Uji toksisitas, kelangsungan hidup, dan netralisasi toksisitas
Pengujian ini dilakukan seperti yang dijelaskan sebelumnya [ [ 11 ] ]. Pengujian toksisitas: Sel E. coli MG1655 ditransformasi dengan plasmid yang memungkinkan produksi domain toksin di bawah kendali promotor P BAD , yang terkunci glukosa dan diinduksi arabinosa. Untuk pengujian toksisitas, pengenceran serial kultur bakteri diteteskan pada pelat agar LB yang mengandung 1% glukosa atau 0,2% arabinosa, dan pelat diinkubasi pada 37 °C selama 18 jam.
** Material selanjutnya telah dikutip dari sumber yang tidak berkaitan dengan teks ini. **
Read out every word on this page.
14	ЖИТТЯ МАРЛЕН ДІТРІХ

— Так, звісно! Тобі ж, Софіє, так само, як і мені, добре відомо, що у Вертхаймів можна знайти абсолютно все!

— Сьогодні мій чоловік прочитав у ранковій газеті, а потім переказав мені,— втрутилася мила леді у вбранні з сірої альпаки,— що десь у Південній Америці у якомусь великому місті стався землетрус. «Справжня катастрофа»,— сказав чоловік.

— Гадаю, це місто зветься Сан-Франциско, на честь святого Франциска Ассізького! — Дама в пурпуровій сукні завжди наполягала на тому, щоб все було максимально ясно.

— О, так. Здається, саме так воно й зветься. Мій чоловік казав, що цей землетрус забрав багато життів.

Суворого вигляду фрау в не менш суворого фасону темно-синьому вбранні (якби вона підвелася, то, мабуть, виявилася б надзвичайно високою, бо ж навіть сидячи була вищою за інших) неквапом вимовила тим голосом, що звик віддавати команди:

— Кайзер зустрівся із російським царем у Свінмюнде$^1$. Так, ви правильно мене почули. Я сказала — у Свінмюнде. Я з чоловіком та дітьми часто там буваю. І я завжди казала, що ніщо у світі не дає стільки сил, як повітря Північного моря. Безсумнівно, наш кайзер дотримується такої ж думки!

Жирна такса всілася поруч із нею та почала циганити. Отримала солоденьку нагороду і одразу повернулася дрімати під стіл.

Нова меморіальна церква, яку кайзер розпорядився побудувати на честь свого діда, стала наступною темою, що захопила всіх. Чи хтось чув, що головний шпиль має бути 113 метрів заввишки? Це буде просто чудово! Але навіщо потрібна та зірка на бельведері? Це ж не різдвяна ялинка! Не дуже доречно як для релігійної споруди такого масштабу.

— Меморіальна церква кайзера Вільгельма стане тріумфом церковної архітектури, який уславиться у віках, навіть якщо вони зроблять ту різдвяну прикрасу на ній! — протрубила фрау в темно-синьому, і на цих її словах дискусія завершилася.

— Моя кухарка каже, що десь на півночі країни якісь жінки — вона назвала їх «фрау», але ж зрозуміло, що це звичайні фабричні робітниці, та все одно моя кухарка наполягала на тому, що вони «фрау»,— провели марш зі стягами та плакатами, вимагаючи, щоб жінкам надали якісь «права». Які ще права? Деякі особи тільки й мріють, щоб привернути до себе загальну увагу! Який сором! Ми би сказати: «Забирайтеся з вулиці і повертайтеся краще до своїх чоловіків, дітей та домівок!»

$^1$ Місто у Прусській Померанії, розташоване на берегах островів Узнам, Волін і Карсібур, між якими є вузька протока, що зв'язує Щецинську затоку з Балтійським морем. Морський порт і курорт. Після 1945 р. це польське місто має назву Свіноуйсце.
Pengujian kelangsungan hidup: 0,2% arabinosa ditambahkan ke media kultur saat bakteri berada dalam fase eksponensial. Kemudian, pada titik waktu yang berbeda, alikuot dipanen, dicuci, dan pengenceran serial diteteskan pada pelat agar LB yang mengandung 1% glukosa. Uji netralisasi toksisitas: Sel E. coli MG1655 ditransformasi bersama dengan dua plasmid, satu memungkinkan produksi domain toksin di bawah kendali promotor P BAD dan yang lainnya memungkinkan produksi protein imunitas di bawah kendali promotor P TET yang dapat diinduksi anhidrotetrasiklin (AHTC) . Pengenceran serial kultur bakteri diteteskan pada pelat agar LB yang mengandung 1% glukosa atau 0,2% arabinosa, dan 200 ng·mL −1 AHTC, dan pelat diinkubasi pada suhu 37 °C selama 18 jam.
Imunodeteksi
Sampel protein dianalisis dengan SDS/PAGE standar dan western blot. Imunodeteksi dilakukan menggunakan antibodi tikus anti-FLAG primer (Klon M2; Merck, Darmstadt, Jerman), dan antibodi sekunder anti-tikus yang terkonjugasi alkali fosfatase (Jackson ImmunoResearch, Cambridge, Inggris).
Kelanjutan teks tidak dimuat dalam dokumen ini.